Fine grained root cause and impact analysis with CDAP Lineage
Yuki Jung Google
Lineage is a critical aspect of data governance in large enterprises, and provides traceability for data as it flows through a data system. It can unlock various use cases such as root cause analysis (discover the cause of a bad data event) and impact analysis (gauge the impact of a change before making the change). In this talk, the speaker will demonstrate how CDAP’s granular data lineage capabilities can solve these use cases for enterprises.

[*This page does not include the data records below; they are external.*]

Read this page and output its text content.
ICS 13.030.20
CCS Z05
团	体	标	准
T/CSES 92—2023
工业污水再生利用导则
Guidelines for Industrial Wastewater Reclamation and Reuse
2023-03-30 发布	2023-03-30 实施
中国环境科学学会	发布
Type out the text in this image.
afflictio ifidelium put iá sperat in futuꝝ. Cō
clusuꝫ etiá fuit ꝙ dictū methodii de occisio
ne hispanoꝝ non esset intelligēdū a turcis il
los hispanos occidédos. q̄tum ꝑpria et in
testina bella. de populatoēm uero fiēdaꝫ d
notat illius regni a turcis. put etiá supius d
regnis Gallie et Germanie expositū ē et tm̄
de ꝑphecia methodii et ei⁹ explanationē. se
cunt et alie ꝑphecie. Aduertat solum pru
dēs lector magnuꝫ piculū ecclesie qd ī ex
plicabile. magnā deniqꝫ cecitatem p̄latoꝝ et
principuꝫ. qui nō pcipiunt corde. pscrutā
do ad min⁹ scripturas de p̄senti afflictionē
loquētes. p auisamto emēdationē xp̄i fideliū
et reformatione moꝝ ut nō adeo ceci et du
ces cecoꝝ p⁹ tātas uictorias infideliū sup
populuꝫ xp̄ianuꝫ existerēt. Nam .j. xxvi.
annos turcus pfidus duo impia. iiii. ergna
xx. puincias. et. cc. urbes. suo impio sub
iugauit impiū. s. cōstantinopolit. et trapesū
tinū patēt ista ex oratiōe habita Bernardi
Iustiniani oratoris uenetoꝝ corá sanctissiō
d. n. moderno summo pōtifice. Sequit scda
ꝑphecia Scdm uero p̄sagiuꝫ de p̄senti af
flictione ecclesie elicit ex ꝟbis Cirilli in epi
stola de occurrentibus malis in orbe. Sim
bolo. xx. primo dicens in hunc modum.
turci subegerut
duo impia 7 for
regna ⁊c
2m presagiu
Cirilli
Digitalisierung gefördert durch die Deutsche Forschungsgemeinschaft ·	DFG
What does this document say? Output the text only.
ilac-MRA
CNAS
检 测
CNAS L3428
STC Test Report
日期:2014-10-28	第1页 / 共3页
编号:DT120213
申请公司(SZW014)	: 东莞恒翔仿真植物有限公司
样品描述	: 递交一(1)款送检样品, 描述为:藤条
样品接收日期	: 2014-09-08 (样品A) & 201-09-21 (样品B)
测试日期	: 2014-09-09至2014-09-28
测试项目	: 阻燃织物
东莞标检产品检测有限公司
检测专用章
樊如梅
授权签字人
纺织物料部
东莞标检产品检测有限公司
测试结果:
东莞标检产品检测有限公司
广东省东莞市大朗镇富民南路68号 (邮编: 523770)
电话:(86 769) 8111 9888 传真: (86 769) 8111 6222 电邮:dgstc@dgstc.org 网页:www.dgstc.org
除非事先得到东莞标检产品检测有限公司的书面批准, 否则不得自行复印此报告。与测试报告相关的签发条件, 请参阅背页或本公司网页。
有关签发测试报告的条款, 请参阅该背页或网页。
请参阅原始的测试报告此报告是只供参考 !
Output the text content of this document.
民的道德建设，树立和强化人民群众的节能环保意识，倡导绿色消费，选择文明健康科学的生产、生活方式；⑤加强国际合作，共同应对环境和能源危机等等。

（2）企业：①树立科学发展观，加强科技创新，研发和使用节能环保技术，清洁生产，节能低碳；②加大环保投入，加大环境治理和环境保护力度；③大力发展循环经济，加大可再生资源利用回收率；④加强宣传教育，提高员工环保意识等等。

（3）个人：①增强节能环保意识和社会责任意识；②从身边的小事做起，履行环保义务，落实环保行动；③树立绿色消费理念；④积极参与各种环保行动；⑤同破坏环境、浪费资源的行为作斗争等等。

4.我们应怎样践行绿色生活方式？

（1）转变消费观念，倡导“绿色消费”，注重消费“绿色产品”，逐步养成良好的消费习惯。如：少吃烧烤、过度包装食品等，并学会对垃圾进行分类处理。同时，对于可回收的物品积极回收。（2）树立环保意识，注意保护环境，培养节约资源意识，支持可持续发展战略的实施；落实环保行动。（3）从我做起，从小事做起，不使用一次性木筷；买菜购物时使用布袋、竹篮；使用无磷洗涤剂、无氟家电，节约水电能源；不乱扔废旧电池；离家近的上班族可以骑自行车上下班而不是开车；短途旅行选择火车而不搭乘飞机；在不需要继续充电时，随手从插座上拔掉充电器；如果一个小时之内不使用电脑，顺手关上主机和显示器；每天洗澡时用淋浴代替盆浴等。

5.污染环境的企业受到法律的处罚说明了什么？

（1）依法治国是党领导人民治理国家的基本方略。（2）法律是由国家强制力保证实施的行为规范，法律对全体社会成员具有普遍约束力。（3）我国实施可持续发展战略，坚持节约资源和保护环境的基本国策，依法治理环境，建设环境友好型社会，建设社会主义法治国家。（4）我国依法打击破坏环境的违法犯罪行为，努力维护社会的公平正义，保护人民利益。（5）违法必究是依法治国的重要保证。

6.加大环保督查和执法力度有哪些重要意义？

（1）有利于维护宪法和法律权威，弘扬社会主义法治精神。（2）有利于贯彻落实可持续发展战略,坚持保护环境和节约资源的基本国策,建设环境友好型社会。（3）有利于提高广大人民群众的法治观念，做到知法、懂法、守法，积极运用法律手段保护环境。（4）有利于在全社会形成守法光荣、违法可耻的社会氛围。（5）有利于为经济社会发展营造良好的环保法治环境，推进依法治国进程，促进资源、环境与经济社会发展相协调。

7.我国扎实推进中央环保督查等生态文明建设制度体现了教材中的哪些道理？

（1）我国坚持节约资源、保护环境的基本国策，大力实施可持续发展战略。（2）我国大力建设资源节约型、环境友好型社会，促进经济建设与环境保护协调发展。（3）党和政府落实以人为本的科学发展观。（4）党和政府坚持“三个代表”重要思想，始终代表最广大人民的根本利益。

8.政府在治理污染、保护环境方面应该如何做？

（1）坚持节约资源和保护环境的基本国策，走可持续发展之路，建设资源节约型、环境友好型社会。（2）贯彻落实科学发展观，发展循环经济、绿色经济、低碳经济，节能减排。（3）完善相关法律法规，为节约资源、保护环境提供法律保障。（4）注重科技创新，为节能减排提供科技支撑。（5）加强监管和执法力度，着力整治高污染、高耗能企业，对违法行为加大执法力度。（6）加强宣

Accelerating workloads and bursting remote data with Google Dataproc using Alluxio
Dipti Borkar & Roderick Yao Alluxio
Google Cloud Dataproc is a popular managed on-demand service to run Spark, Presto and many other compute workloads. Alluxio, an open source data orchestration technology, helps speed up Dataproc workloads by providing a distributed caching layer within the Dataproc Cluster. In addition, Alluxio enables “Zero-copy” bursting allowing users to run compute workloads even on data that’s remote on-prem or another cloud. In this session, Dipti from Alluxio and Roderick from Google Cloud will share an overview of Alluxio and Google Dataproc and the benefits the two together bring. It will include a demo of initializing a Dataproc cluster with Alluxio to run workloads on remote data.